What can we do? Educate each other, share resources and stories, keep working towards a smarter food system. The legacy is ours to create.
I just read your post about the woman who worked for Target and your advice to her. It resonated with me because I work for a conventional farm. They spray pesticides, including Roundup. I lost my mom to cancer when I was 26, she was 56.
Before she died, she encouraged me to find my birth mother. I did. I just lost her to cancer too. I’m 42 now, my birth mother was also 56 when she died.
My birth mother was a landscaper her whole life. She sprayed Roundup almost daily. She was told it was perfectly safe and that she didn’t need any PPE. She never saw a label or SDS for any of the pesticides she worked with. She recalled getting it on her hands and clothes and breathing in the mist from the spray.
She was diagnosed with an extremely aggressive form of breast cancer. By the time they found it, it had spread to her lymph and lungs. From there it progressed to her bones and then her brain. She had no family history of cancer, and genetic testing confirmed this.
I work for a small family hop farm in Oregon. The farmers are good people. They are farming the only way they know. The mother of the current (4th generation) farming family was diagnosed with grade 4 glioblastoma two years ago. I am friends with the family and I’m also a scientist with a background in biochemistry and interest in nutrition.
When she was diagnosed they reached out to me for advice. I had already done extensive research about cancer and treatments, both conventional and alternative, for my moms. I worked with the family to learn how much they were willing to adjust their lifestyle and invest in health in the face of a lethal brain cancer diagnosis. As is consistent with my experience, the answer was not very much, with the exception of what mainstream MDs advised.

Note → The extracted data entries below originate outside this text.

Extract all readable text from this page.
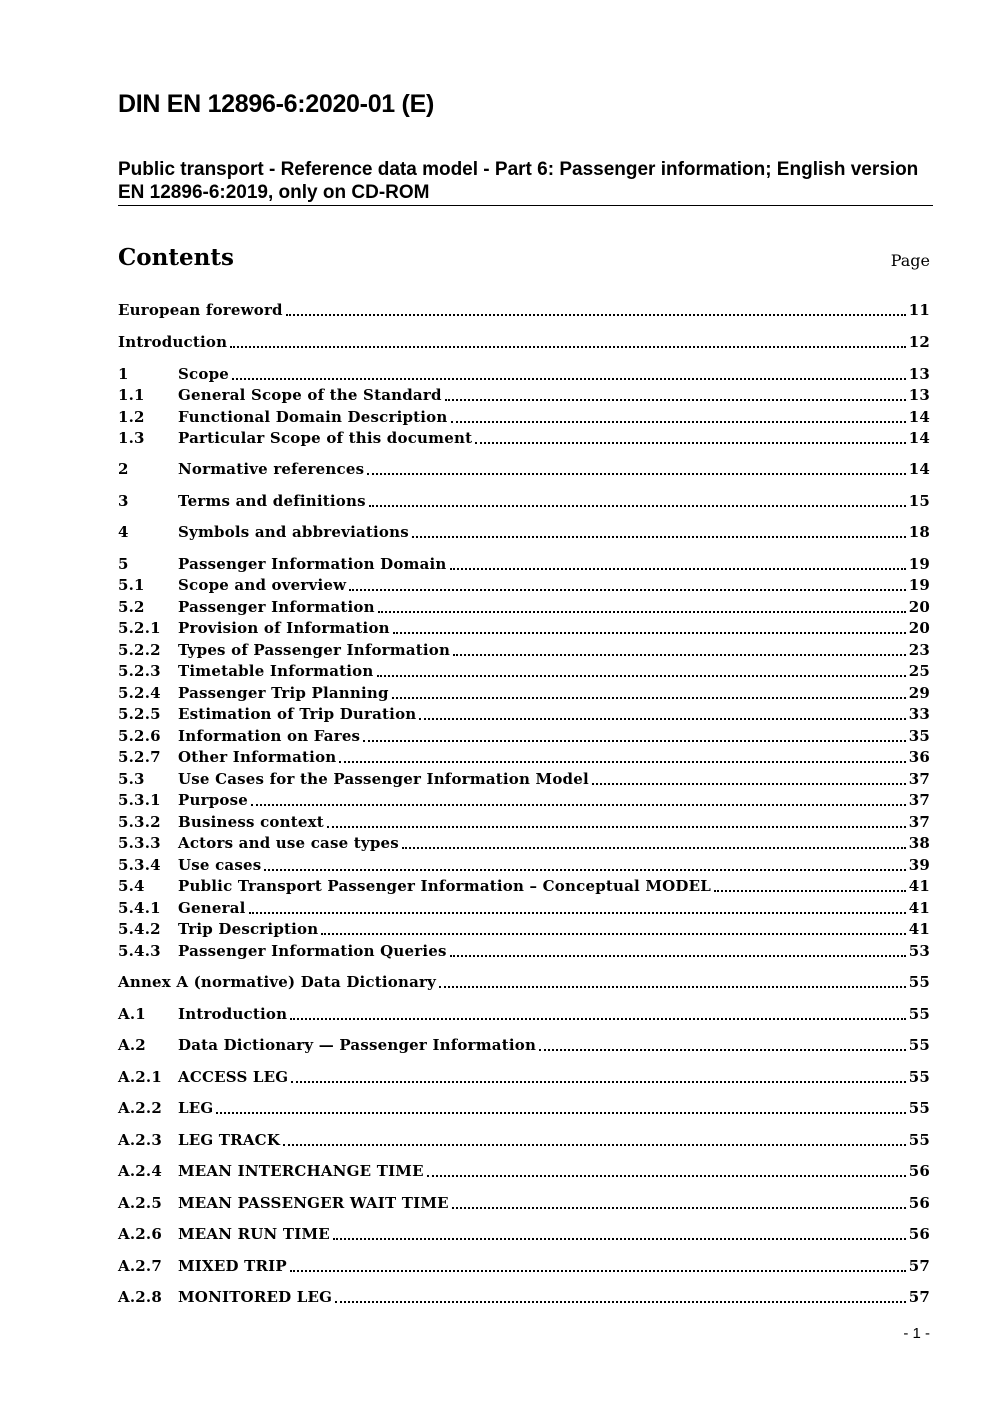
DIN EN 12896-6:2020-01 (E)
Public transport - Reference data model - Part 6: Passenger information; English version EN 12896-6:2019, only on CD-ROM
Contents	Page
European foreword	11
Introduction	12
1	Scope	13
1.1	General Scope of the Standard	13
1.2	Functional Domain Description	14
1.3	Particular Scope of this document	14
2	Normative references	14
3	Terms and definitions	15
4	Symbols and abbreviations	18
5	Passenger Information Domain	19
5.1	Scope and overview	19
5.2	Passenger Information	20
5.2.1	Provision of Information	20
5.2.2	Types of Passenger Information	23
5.2.3	Timetable Information	25
5.2.4	Passenger Trip Planning	29
5.2.5	Estimation of Trip Duration	33
5.2.6	Information on Fares	35
5.2.7	Other Information	36
5.3	Use Cases for the Passenger Information Model	37
5.3.1	Purpose	37
5.3.2	Business context	37
5.3.3	Actors and use case types	38
5.3.4	Use cases	39
5.4	Public Transport Passenger Information – Conceptual MODEL	41
5.4.1	General	41
5.4.2	Trip Description	41
5.4.3	Passenger Information Queries	53
Annex A (normative) Data Dictionary	55
A.1	Introduction	55
A.2	Data Dictionary — Passenger Information	55
A.2.1	ACCESS LEG	55
A.2.2	LEG	55
A.2.3	LEG TRACK	55
A.2.4	MEAN INTERCHANGE TIME	56
A.2.5	MEAN PASSENGER WAIT TIME	56
A.2.6	MEAN RUN TIME	56
A.2.7	MIXED TRIP	57
A.2.8	MONITORED LEG	57
- 1 -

Based on my research, I determined the most effective thing that would be the easiest to do is to adopt as much of the Budwig diet as possible. She did this, and I’m happy to report that she is alive and well, and the cancer has not come back after her initial surgery. This is basically unheard of with grade 4 glioblastoma, and while her doctors are impressed, I was asked not to come back to any of her appointments with her after the first and only time I accompanied her to her appointment (they did not appreciate my questions).
I’m writing to you to ask for your help. I feel like I should stay at this farm and do what I can to effect change. I have tried and mostly have been met with resistance and negativity, but I have also had success in other areas around sustainability, so I remain hopeful.
The challenge for me is that there is so little information about how to farm any way other than conventionally. I helped the farm become salmon safe certified, but there is still so much to be done. Going organic is not an option for them in the short term, but I am wondering if there are any resources you know of for farms hoping to make the transition or even just for reducing pesticide use.
Thank you so much for the good work you do. You inspire me and give me hope for the future.